FOR the 300,000 or so British youngsters putting the finishing touches to university-application forms over the Christmas holidays, it is decision time. Which institutions to choose? Which of the myriad alluringly (and sometimes improbably) titled degree courses? Weighty decisions, no doubt, but evidence is mounting that the more crucial choices were made two years earlier, when students picked which three or four subjects they would continue to study until leaving school.

According to research published earlier this month, many may have chosen the wrong ones, and damaged their chances of getting into a highly regarded university. Policy Exchange, a centre-right think-tank, looked at the A-levels offered by successful applicants to a group of 27 very selective universities--some ancient, some modern--and concluded that, despite the fact that all subjects are notionally equal, in reality admissions tutors think more of some than of others.
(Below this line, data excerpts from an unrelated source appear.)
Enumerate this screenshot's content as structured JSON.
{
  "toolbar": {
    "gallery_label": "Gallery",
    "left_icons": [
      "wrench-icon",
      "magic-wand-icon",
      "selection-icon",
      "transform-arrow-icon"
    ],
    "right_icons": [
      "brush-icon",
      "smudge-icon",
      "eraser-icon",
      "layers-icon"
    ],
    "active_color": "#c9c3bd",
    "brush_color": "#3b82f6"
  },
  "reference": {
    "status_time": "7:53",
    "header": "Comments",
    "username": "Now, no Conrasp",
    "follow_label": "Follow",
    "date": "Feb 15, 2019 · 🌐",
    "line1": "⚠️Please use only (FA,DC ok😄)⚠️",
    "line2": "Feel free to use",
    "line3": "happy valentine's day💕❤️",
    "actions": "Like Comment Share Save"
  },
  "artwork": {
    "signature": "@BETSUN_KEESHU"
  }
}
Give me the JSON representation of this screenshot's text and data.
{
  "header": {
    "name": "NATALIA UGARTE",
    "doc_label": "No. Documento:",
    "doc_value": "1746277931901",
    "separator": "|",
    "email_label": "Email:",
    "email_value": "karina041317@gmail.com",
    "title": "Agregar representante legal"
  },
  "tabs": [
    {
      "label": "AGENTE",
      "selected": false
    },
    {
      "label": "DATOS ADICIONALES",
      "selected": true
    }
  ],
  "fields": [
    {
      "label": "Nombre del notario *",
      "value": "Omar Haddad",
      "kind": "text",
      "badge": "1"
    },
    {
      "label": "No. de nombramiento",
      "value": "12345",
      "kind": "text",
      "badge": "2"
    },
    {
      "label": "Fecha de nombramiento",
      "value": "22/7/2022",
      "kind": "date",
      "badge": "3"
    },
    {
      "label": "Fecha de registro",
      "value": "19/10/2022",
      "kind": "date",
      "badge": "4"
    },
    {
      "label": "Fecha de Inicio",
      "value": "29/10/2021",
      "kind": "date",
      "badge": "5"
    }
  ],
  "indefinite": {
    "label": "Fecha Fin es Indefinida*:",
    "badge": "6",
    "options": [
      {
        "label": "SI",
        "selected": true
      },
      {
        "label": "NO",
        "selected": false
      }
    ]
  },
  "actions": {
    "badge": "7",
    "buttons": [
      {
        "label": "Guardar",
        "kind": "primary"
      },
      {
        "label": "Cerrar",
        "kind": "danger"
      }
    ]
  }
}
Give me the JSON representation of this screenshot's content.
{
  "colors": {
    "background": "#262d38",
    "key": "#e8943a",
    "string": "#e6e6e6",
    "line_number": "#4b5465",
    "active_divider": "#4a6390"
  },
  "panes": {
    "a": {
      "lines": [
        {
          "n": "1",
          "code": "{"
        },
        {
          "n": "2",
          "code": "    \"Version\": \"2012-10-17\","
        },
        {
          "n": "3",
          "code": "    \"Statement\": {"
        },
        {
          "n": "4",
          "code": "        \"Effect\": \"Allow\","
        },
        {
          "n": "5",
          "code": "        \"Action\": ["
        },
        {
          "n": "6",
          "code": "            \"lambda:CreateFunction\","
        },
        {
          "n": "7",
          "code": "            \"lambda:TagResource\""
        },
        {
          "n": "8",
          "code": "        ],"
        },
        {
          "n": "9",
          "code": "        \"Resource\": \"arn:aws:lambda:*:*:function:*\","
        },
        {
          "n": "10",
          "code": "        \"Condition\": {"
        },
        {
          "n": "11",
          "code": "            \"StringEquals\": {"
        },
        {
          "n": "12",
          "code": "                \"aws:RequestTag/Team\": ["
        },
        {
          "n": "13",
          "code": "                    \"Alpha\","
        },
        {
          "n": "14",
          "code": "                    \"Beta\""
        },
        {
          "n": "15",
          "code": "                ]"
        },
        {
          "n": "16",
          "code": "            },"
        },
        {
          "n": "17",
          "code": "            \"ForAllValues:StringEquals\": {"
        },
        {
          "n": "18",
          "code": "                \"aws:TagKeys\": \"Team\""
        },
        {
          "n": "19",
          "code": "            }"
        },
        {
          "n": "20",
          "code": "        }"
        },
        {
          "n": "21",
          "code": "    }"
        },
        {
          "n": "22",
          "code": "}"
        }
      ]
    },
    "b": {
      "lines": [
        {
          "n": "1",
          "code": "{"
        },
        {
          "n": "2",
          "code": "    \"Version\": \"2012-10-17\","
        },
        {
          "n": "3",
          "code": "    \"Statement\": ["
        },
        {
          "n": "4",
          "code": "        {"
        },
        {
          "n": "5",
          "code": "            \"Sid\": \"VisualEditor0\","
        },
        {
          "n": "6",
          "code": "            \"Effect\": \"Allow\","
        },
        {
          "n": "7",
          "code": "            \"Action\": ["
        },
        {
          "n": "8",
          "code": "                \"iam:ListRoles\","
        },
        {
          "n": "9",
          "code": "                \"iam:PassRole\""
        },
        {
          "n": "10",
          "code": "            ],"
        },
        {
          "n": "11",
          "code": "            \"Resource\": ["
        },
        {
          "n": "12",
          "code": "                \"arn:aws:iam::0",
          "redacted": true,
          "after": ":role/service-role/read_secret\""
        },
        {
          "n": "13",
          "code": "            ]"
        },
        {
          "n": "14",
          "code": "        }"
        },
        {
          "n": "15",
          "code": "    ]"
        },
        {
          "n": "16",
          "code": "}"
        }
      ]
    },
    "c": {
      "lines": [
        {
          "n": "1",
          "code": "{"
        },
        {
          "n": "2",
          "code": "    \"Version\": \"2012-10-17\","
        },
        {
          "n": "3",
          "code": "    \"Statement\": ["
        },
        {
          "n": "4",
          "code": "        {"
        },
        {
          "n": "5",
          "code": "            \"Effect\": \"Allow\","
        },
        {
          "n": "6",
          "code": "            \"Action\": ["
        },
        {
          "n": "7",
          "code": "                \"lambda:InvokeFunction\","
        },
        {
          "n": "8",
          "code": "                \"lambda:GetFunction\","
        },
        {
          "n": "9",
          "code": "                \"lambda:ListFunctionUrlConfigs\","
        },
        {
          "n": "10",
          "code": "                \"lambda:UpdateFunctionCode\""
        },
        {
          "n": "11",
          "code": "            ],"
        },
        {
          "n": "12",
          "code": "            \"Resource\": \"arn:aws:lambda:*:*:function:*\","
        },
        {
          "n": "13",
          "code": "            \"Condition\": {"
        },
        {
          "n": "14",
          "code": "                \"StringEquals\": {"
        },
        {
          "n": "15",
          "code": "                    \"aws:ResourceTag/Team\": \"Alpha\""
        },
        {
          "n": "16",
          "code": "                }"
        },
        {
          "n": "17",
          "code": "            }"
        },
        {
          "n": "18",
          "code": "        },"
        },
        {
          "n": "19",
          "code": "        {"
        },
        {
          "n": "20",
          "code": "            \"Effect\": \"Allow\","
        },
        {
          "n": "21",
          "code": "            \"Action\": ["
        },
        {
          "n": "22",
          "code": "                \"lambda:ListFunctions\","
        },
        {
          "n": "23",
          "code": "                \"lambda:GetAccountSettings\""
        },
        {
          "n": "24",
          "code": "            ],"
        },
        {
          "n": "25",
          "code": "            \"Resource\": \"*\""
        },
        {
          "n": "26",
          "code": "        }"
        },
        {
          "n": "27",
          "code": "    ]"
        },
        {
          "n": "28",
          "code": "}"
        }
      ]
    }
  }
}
A tenth of all A-levels are in art and design, or drama, film and media studies--but only a twentieth of those taken by students who gained places at top universities. They were also less likely than the average A-level candidate to have studied psychology or sociology, and more likely to have studied maths or a science. The think-tank concluded that although only two universities, Cambridge and the London School of Economics (LSE), openly list the A-levels they are less keen on, others have similar, unstated, biases. They should come clean, it said, in order to avoid penalising students whose schools (or parents) are not wise to the unwritten distinction between "hard" and "soft" A-levels.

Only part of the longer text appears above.